Unfortunately, this contrast was missing in the keening scene where all the women crawled on the floor in helpless grief. Did no one put up a resistance? Documents reveal many did and were either beaten up or killed, but this feistiness also helped them survive.

On the other hand, the testosterone-packed mixture of kuntaw, arnis and oriental dance in the frenzied fight scene to show the dehumanizing effects of war went big with an audience attuned to televised dance contests like “Got to Dance” and Paula Abdul’s “Live to Dance.”  However, the projection of war scenes on the dancers’ bodies was neutralized by their sheer number.
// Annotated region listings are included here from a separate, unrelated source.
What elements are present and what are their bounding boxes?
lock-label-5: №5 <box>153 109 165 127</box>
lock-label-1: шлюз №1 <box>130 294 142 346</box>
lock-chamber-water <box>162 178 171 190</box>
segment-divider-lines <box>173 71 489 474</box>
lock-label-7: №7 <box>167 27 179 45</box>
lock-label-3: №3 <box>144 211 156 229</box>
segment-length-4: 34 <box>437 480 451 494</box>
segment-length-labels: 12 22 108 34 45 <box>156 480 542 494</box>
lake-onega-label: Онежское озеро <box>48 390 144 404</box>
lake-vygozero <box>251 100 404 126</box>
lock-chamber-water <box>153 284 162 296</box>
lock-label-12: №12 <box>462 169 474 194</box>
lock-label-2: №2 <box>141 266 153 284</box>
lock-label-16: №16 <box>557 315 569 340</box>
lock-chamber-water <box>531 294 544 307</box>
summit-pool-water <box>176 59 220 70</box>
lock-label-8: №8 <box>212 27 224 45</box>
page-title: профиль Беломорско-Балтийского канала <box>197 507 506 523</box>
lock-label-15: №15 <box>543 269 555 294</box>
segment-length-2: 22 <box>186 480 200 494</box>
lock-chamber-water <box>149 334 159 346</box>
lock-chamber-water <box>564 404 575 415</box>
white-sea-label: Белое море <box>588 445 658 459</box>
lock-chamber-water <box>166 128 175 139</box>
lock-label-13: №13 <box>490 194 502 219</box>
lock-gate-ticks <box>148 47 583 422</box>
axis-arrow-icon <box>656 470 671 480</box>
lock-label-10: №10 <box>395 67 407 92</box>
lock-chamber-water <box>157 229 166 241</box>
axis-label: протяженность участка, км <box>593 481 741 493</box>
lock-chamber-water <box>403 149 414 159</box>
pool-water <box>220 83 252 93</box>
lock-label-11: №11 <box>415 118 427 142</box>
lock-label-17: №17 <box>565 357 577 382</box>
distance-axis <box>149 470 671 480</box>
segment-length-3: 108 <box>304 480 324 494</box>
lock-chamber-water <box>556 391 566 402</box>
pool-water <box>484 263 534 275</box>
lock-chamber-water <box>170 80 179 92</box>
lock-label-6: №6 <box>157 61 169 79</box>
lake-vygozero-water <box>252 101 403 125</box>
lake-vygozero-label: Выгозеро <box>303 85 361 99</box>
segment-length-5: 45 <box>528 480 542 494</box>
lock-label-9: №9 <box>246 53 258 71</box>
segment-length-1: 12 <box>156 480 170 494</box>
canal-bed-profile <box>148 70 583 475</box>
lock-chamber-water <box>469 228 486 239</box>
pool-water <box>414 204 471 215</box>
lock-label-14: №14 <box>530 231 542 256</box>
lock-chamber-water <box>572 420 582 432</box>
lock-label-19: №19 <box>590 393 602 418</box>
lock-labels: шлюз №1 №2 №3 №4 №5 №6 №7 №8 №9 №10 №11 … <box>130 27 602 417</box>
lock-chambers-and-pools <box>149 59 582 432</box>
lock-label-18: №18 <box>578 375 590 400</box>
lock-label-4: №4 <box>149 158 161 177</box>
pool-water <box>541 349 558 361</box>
While opening night’s kinks like the finale’s fiasco with the falling shroud can all be ironed out with fine-tuning, there was a crying need for a more rounded picture of Lola Masing’s life, especially after the war. Although many comfort women serviced as much as 50 men a day, their harrowing experience did not end with their release from sexual bondage.

Did Lola Masing find a husband as understanding as Lola Rosa’s Doming? Or did she suffer the fate of Gertrudes Basilisa of Legaspi City whose relatives mocked her and whose husband so despised her he treated her as though she had a contagious disease, stopped their children from calling her mother and eventually separated from her?

Whatever the answers, they would have considerably made the work more compelling aside from buttressing the dance drama’s thesis that in war it is women who suffer most.

More importantly, in raising suffering to the level of art, “Lola Masing: A Tribute in Dance” proved that despite the inequalities, artistically Antique can emerge on top of the heap in Western Visayas.